The difference in wins comes on the road for both clubs where the Pontiacs have a 5-7 record compared to the Cru’s 4-7 record. The Pontiacs have two series sweeps to their credit while the Cru have won one. Both teams have also won five-game series. The past three series have also brought good fortune for North Division champions. The winning team from the last three series has gone on to lose to the team that has eventually won the North Division title.
Motivation: After a 37-19-4 season, the Pontiacs have now had back-to-back seasons of 35 or more wins for the first time since the 2004-05 and 2005-06 seasons. They’ve also finished third in the AJHL North four of the past six seasons.

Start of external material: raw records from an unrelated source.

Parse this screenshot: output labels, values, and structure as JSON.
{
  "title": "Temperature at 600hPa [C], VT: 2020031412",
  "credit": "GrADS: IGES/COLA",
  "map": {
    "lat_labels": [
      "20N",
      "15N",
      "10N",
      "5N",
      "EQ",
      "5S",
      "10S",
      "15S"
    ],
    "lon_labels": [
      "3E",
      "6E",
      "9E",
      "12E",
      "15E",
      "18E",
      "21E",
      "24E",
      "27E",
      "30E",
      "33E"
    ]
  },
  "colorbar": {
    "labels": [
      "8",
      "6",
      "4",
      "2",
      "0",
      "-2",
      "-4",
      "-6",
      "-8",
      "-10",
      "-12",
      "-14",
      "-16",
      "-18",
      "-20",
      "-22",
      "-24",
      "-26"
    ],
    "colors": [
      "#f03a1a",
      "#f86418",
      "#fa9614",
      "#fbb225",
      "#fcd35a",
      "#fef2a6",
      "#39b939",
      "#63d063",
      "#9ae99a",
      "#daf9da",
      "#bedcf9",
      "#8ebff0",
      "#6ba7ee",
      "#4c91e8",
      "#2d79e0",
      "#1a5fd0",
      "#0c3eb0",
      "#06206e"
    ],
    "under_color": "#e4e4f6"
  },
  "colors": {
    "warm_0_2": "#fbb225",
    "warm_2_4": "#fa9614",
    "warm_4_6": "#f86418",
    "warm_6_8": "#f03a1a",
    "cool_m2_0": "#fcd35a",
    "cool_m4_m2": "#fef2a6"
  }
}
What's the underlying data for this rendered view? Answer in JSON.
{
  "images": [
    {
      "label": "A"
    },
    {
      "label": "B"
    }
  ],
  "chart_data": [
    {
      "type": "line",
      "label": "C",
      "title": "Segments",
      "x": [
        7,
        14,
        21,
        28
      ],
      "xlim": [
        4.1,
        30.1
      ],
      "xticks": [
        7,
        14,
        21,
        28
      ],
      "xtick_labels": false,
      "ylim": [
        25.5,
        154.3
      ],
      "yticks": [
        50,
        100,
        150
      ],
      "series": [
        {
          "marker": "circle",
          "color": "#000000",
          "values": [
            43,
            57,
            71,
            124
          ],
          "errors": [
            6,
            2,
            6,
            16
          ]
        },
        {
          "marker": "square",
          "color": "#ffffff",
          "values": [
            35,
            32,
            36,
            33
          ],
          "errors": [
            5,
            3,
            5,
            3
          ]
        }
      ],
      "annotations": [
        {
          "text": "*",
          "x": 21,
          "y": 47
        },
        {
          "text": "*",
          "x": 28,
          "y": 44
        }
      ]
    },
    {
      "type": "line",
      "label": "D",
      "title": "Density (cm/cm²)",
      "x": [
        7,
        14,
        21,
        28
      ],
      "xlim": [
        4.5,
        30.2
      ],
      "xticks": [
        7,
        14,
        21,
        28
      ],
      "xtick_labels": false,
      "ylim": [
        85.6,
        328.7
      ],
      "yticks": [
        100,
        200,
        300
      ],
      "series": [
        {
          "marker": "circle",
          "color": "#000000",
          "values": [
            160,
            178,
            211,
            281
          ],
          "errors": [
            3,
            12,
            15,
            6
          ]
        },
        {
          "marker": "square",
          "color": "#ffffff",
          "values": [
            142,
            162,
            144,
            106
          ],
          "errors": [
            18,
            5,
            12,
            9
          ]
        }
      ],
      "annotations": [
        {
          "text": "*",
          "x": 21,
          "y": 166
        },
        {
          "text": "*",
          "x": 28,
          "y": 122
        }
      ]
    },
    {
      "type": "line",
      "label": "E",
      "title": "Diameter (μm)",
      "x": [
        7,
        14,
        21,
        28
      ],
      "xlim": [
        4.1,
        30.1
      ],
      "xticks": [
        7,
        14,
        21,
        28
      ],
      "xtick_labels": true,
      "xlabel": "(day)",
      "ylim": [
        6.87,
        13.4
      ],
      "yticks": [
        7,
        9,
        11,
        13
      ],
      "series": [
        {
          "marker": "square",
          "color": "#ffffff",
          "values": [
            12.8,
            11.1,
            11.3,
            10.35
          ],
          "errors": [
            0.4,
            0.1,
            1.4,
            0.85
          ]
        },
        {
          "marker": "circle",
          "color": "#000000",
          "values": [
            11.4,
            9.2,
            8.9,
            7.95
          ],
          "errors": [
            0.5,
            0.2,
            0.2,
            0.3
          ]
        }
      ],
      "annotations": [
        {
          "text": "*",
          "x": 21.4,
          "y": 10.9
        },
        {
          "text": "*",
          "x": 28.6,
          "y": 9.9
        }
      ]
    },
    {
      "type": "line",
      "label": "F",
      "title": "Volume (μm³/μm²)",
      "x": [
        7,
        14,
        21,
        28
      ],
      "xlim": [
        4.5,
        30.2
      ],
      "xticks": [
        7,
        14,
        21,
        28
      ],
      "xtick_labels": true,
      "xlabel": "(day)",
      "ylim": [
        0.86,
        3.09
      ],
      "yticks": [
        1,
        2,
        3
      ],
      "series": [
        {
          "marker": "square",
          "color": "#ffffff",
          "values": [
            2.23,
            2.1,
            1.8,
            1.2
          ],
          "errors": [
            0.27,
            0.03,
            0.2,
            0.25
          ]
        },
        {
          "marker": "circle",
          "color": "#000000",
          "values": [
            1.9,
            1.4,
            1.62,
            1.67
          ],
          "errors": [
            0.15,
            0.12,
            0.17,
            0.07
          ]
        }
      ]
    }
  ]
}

Unfortunately, that hasn’t translated into any playoff success, something Rick Swan would like to have with his club sooner rather than later. Even a trip to the league final would be a realistic improvement to a team that has only made it as far as the North Division final.
Breaking the funk of past playoff performances are also on the mind of the Crusaders, who have been to three league finals in their history, but have yet to win a championship. Even when they move forward, they seem to get stuck at a certain level for a few years. After losing in the first round for several seasons, the Cru have now won five straight first round matchups. But that’s been all they’ve gotten, losing in the second round for the past five straight seasons.
X-Factor: The Pontiacs did well to spread their offence around this season, with 10 players finishing with double digit goals for the 2016-17 campaign, but the team’s big three of PJ Marrocco, Alden Dupuis and Derek Brown will be the players the Cru will need to contain.
The trio combined for 78 goals this season, 14 of them coming on the power play and 11 game-winning goals in total. The Pontiacs have had a trio of players reach the 20-goal plateau in the past three years. For placing fourth in the North Division, the Pontiacs still possess a potent offence that tallied 227 goals in a tough division.
On the Crusaders’ side of the equation, they had four players reach and surpass the 20-goal plateau in Tyler Maltby, Ty Readman, Alex Rotundo and Tanner Younghans. Malty led the way with 38 goals, including eight on the power play, but Younghans led the game-winners department, with seven to his name throughout the season.
The Cru finished just ahead of the Pontiacs in goals for this season with 230 goals.